Wie groß sind die Tickets, die ihr schreibt?

Tobias Seikel:Hanse Ventures investiert am Anfang nicht mehr als 250.000 Euro. Das hängt aber immer auch vom Kapitalbedarf ab und davon, wie viele Leute in so einer Runde mitmachen, beziehungsweise auch davon, wie viele Köpfe sinnvollerweise dabei sein sollten. Typischerweise haben wir es sehr gerne, dass wir uns Branchenexperten als Beirat oder sogar als Investoren sichern. Das öffnet meistens Türen und bringt uns Expertise auf dem jeweiligen Feld. Häufig liegen die ersten Finanzierungsrunden unserer Startups zwischen 500.000 und einer Million Euro.

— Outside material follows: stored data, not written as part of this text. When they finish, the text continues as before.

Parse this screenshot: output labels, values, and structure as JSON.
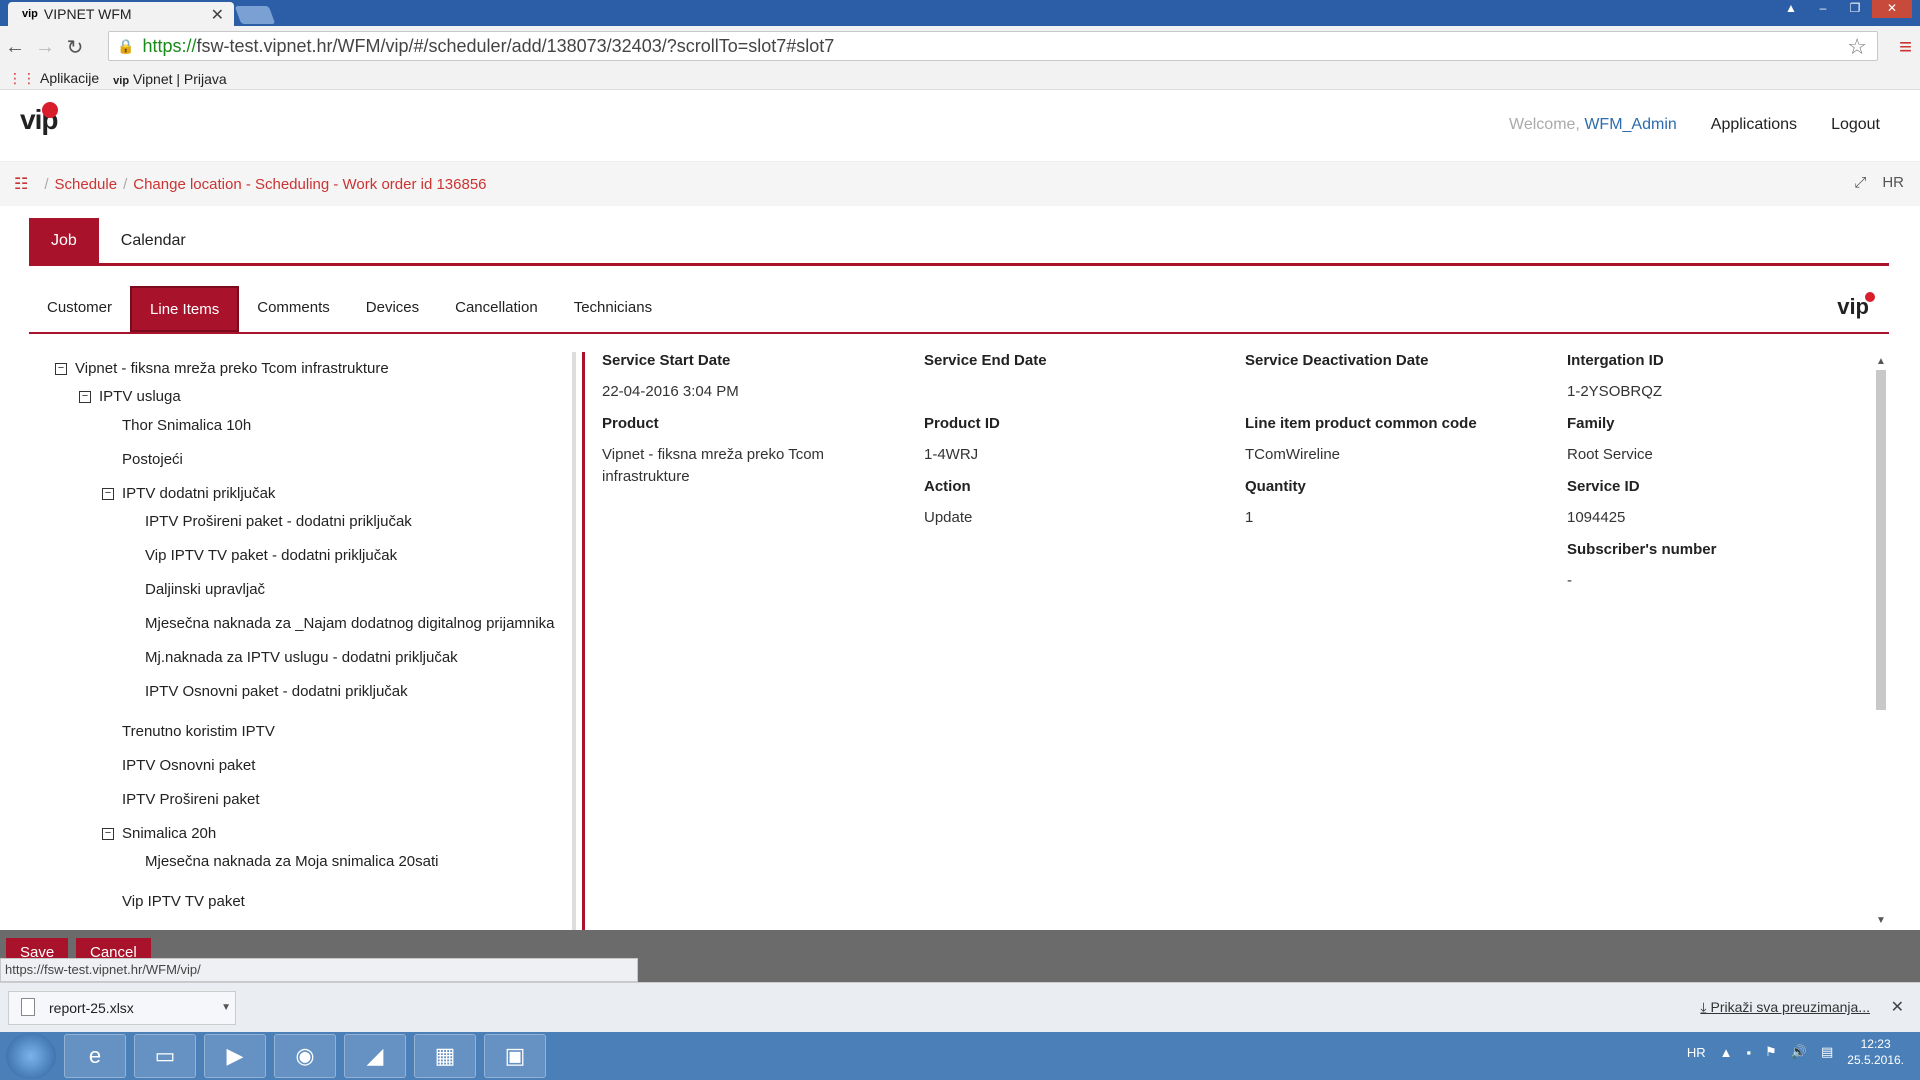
{
  "browser": {
    "tab_title": "VIPNET WFM",
    "tab_favicon": "vip",
    "url_https": "https://",
    "url_rest": "fsw-test.vipnet.hr/WFM/vip/#/scheduler/add/138073/32403/?scrollTo=slot7#slot7",
    "bookmarks": [
      {
        "label": "Aplikacije",
        "icon": "apps-grid-icon"
      },
      {
        "label": "Vipnet | Prijava",
        "icon": "vip"
      }
    ]
  },
  "header": {
    "logo": "vip",
    "welcome_prefix": "Welcome,",
    "user": "WFM_Admin",
    "applications": "Applications",
    "logout": "Logout"
  },
  "breadcrumb": {
    "items": [
      "Schedule",
      "Change location - Scheduling - Work order id 136856"
    ],
    "lang": "HR"
  },
  "main_tabs": [
    {
      "label": "Job",
      "active": true
    },
    {
      "label": "Calendar",
      "active": false
    }
  ],
  "sub_tabs": [
    {
      "label": "Customer",
      "active": false
    },
    {
      "label": "Line Items",
      "active": true
    },
    {
      "label": "Comments",
      "active": false
    },
    {
      "label": "Devices",
      "active": false
    },
    {
      "label": "Cancellation",
      "active": false
    },
    {
      "label": "Technicians",
      "active": false
    }
  ],
  "tree": {
    "root": "Vipnet - fiksna mreža preko Tcom infrastrukture",
    "iptv_usluga": "IPTV usluga",
    "thor": "Thor Snimalica 10h",
    "postojeci": "Postojeći",
    "dodatni": "IPTV dodatni priključak",
    "d1": "IPTV Prošireni paket - dodatni priključak",
    "d2": "Vip IPTV TV paket - dodatni priključak",
    "d3": "Daljinski upravljač",
    "d4": "Mjesečna naknada za _Najam dodatnog digitalnog prijamnika",
    "d5": "Mj.naknada za IPTV uslugu - dodatni priključak",
    "d6": "IPTV Osnovni paket - dodatni priključak",
    "trenutno": "Trenutno koristim IPTV",
    "osnovni": "IPTV Osnovni paket",
    "prosireni": "IPTV Prošireni paket",
    "snimalica": "Snimalica 20h",
    "snim_child": "Mjesečna naknada za Moja snimalica 20sati",
    "vip_tv": "Vip IPTV TV paket"
  },
  "details": {
    "service_start_label": "Service Start Date",
    "service_start": "22-04-2016 3:04 PM",
    "service_end_label": "Service End Date",
    "service_end": "",
    "service_deact_label": "Service Deactivation Date",
    "service_deact": "",
    "integration_label": "Intergation ID",
    "integration": "1-2YSOBRQZ",
    "product_label": "Product",
    "product": "Vipnet - fiksna mreža preko Tcom infrastrukture",
    "product_id_label": "Product ID",
    "product_id": "1-4WRJ",
    "common_code_label": "Line item product common code",
    "common_code": "TComWireline",
    "family_label": "Family",
    "family": "Root Service",
    "action_label": "Action",
    "action": "Update",
    "quantity_label": "Quantity",
    "quantity": "1",
    "service_id_label": "Service ID",
    "service_id": "1094425",
    "subscriber_label": "Subscriber's number",
    "subscriber": "-"
  },
  "footer": {
    "save": "Save",
    "cancel": "Cancel",
    "status_url": "https://fsw-test.vipnet.hr/WFM/vip/"
  },
  "downloads": {
    "file": "report-25.xlsx",
    "show_all": "Prikaži sva preuzimanja..."
  },
  "taskbar": {
    "lang": "HR",
    "time": "12:23",
    "date": "25.5.2016."
  }
}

Wie groß ist euer Anteil, den ihr am Anfang nehmt?

Tobias Seikel: Das ist in der Tat verschieden und hängt davon ab: Wer sitzt da mit uns am Tisch, was für Gründer kommen da, was bringen sie mit? Von wem kommt die Idee? Wer bringt wichtige Kontakte oder gegebenenfalls auch schon den ersten Investor mit? Als ganz allgemeine Faustformel: Das Verhältnis liegt ungefähr bei zwei Dritteln zu unseren Gunsten und einem Drittel zu Gunsten des Gründerteams.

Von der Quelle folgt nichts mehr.